I am often asked about when you can marry, i.e. time of day, etc. The short answer is that as long as you can find a competent marriage officer willing to accommodate you, there is nothing to stop you marrying at midnight on a Sunday if that’s what you want!
It is quite popular today for brides to continue using their maiden names after their marriage and there is certainly nothing to prevent you from doing so. There is no special permission required or anything that you need to do, as you are not obliged by law to take your husband’s name. This is in fact quite a common practice amongst professional people such as doctors, attorneys and reporters who have built up a reputation under their maiden names which they do not wish to lose.
The position may be a bit more complicated if you use both names, as you will not have an identity document reflecting your married name.

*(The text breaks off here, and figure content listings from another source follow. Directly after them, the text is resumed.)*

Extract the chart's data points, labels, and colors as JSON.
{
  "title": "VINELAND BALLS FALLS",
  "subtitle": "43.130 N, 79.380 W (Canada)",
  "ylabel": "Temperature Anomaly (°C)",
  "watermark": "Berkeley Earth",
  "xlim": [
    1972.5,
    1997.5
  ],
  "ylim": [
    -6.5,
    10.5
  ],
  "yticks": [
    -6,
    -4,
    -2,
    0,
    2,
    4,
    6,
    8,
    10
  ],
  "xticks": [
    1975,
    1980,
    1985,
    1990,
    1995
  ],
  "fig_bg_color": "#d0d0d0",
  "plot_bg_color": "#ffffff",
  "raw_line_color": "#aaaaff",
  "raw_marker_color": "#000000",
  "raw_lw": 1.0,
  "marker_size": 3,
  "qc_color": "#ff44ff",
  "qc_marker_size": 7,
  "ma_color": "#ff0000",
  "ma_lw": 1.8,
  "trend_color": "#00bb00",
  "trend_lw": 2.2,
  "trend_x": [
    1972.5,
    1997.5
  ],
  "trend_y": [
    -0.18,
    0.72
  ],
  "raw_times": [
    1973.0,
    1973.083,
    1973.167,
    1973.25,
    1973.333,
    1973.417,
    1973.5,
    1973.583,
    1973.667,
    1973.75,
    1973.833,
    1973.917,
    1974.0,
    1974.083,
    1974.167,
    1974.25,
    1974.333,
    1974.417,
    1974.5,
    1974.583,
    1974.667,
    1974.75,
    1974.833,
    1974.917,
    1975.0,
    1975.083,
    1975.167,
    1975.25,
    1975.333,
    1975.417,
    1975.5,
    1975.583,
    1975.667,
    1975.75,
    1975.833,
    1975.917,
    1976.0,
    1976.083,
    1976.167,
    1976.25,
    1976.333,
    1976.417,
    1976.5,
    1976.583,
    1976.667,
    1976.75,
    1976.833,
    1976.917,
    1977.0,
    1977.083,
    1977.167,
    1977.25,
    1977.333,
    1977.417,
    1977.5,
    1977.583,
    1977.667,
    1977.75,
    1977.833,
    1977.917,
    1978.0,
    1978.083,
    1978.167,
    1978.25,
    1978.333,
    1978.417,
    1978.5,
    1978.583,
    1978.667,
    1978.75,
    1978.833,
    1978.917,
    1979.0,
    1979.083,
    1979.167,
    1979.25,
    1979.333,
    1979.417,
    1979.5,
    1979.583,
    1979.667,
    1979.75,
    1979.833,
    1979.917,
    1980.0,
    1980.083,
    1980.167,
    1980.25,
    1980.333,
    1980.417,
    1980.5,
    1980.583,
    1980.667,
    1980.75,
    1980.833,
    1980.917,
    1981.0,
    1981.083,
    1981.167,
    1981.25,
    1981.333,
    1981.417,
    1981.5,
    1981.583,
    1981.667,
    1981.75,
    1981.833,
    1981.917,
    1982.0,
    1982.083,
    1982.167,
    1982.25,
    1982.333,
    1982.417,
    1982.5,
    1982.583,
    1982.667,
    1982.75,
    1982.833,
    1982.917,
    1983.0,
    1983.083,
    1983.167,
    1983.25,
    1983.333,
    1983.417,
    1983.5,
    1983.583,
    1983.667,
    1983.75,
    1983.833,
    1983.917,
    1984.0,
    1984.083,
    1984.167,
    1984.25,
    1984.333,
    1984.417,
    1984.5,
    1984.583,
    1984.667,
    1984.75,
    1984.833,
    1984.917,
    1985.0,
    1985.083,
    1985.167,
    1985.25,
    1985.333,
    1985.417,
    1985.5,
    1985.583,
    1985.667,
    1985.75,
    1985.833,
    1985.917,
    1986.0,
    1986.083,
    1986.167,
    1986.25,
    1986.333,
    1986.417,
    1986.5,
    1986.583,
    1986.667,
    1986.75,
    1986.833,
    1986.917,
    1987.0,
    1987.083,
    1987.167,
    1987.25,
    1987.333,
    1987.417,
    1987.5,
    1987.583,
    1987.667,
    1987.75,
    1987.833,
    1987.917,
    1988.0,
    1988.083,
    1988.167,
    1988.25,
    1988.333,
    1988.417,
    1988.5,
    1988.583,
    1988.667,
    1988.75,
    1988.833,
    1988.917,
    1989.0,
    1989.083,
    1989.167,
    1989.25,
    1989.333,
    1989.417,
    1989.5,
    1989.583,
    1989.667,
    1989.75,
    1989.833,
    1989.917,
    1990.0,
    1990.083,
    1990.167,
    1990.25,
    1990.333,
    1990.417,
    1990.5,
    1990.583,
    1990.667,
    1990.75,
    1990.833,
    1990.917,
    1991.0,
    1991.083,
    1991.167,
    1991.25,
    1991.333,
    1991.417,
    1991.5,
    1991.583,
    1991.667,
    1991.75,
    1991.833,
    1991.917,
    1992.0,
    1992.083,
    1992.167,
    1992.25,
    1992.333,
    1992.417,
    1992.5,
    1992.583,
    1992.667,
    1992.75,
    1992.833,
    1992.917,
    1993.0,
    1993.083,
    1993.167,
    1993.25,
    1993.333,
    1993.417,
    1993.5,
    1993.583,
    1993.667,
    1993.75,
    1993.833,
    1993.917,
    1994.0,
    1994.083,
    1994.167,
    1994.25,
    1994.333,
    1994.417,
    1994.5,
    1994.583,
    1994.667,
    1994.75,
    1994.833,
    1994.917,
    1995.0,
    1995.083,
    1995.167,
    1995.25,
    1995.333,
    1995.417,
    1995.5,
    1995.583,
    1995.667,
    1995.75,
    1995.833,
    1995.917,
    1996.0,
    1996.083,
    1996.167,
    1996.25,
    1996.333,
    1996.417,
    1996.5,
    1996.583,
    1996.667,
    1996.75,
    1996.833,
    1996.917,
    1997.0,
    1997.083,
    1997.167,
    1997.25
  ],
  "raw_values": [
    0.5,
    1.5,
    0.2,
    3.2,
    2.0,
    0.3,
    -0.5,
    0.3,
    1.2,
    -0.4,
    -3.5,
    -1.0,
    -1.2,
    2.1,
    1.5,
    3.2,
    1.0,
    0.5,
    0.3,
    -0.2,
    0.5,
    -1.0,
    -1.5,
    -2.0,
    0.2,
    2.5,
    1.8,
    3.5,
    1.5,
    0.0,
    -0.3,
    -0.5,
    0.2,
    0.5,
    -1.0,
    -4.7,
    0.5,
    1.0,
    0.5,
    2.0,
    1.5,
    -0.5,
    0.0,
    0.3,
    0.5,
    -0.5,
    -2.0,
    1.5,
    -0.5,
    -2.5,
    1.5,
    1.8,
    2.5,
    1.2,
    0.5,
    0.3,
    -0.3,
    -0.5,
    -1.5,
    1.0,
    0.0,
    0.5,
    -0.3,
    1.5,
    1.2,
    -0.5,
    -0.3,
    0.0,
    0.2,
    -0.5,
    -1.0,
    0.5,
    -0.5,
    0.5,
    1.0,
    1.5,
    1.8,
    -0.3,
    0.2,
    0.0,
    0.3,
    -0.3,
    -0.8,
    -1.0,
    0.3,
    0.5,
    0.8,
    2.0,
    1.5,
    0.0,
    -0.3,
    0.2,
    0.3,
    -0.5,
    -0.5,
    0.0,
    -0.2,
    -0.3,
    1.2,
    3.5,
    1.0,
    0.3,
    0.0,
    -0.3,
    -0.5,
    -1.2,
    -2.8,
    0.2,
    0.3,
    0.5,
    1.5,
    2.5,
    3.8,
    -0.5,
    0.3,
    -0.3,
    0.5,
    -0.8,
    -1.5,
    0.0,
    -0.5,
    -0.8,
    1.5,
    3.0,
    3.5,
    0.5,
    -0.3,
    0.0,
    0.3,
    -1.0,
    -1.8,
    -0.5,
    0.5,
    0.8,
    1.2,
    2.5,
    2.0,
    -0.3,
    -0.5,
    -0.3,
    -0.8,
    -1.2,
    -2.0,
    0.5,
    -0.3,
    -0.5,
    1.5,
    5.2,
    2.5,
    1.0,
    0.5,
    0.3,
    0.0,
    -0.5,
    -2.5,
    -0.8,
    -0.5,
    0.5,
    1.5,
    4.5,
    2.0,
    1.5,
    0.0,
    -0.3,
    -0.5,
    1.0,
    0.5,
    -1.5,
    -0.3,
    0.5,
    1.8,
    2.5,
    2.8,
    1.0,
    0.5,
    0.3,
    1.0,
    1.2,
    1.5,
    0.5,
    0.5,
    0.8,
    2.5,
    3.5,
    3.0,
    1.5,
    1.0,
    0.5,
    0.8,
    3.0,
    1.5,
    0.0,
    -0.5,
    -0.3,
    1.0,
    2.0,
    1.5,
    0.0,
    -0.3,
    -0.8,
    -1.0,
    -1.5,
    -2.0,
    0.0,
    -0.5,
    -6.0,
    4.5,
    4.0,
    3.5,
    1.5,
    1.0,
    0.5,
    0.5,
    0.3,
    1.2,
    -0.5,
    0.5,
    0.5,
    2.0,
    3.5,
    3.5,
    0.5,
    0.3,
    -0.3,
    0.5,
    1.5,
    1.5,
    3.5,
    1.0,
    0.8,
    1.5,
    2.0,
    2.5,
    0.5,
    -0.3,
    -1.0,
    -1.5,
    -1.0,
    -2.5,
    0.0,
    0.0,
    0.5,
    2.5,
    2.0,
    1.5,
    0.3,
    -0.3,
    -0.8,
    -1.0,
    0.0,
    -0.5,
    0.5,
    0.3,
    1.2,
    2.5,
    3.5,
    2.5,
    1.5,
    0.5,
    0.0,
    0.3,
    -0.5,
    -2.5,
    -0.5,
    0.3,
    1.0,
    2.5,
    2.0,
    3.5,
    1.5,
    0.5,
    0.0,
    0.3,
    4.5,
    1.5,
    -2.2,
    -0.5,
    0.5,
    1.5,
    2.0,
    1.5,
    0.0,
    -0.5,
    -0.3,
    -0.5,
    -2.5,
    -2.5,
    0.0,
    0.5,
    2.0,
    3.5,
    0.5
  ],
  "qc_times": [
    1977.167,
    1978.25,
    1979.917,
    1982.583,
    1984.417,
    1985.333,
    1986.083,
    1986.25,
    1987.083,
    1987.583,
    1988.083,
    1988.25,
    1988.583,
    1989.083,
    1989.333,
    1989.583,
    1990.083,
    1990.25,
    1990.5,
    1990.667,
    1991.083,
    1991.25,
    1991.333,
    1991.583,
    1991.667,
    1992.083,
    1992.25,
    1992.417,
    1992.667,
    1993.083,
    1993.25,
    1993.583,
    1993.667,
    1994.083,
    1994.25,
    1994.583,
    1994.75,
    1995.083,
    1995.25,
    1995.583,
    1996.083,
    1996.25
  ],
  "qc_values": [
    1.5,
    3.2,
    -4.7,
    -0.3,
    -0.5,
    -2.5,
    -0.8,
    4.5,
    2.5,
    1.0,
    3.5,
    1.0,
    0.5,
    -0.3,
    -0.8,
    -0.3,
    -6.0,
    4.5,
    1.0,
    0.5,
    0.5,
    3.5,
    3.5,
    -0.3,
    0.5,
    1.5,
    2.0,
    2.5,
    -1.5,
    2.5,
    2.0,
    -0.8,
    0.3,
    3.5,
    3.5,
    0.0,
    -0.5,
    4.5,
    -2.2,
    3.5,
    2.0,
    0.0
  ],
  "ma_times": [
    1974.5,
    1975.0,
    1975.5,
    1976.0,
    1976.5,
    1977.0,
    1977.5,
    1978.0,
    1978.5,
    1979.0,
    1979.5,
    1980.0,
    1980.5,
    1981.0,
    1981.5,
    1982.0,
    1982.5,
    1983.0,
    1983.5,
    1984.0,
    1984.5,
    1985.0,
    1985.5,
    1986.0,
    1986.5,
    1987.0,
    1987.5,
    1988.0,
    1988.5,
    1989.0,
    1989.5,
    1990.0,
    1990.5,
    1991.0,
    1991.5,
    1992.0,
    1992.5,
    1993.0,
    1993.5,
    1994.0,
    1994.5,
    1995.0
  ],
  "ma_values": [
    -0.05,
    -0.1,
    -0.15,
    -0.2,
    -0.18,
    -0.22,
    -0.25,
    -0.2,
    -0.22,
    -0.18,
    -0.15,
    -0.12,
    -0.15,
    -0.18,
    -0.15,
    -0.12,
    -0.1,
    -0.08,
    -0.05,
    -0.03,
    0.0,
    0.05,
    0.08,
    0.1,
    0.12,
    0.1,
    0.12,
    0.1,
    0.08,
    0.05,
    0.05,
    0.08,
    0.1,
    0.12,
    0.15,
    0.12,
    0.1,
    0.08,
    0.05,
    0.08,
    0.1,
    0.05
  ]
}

Production of your identity document in your maiden name, together with a copy of your marriage certificate, should however be sufficient to satisfy any bank, etc.
In terms of South African law, a couple may marry either without an antenuptial contract, that is in community of property, or with one, which will generally exclude community of property and may be either with or without accrual.
It is also very important to note that in South Africa, if no antenuptial contract is signed prior to the wedding, you are automatically married in community of property. In layman’s terms this means that all property which is owned by either spouse becomes part of the joint estate upon marriage, whether it is theirs at the time of the marriage or is acquired by them after the wedding. The downside of marrying in community of property is that, should either of you face bankruptcy during the course of the marriage, your joint estate is vulnerable to the claims of your creditors. If you want to avoid this, it is essential to visit an attorney prior to your marriage.
If you are a South African female marrying someone from a foreign country, bear in mind that the law of your prospective husband’s domicile (his home country) at the time of the marriage, applies – both during the marriage and on dissolution. Some countries will only ever apply their own law, notwithstanding the fact that the parties desire their marriage to be governed by the law of the country where they were married. In these instances it is best to contact an attorney prior to the marriage to enquire about your legal status.
In closing I would like to share with you a statement that appears on the display of a firm of attorneys who advertise at Celebration House. I have always found it to be profound, truthful and certainly food for thought. It reads: ‘Marriages may be made in heaven but they have to be lived on earth!’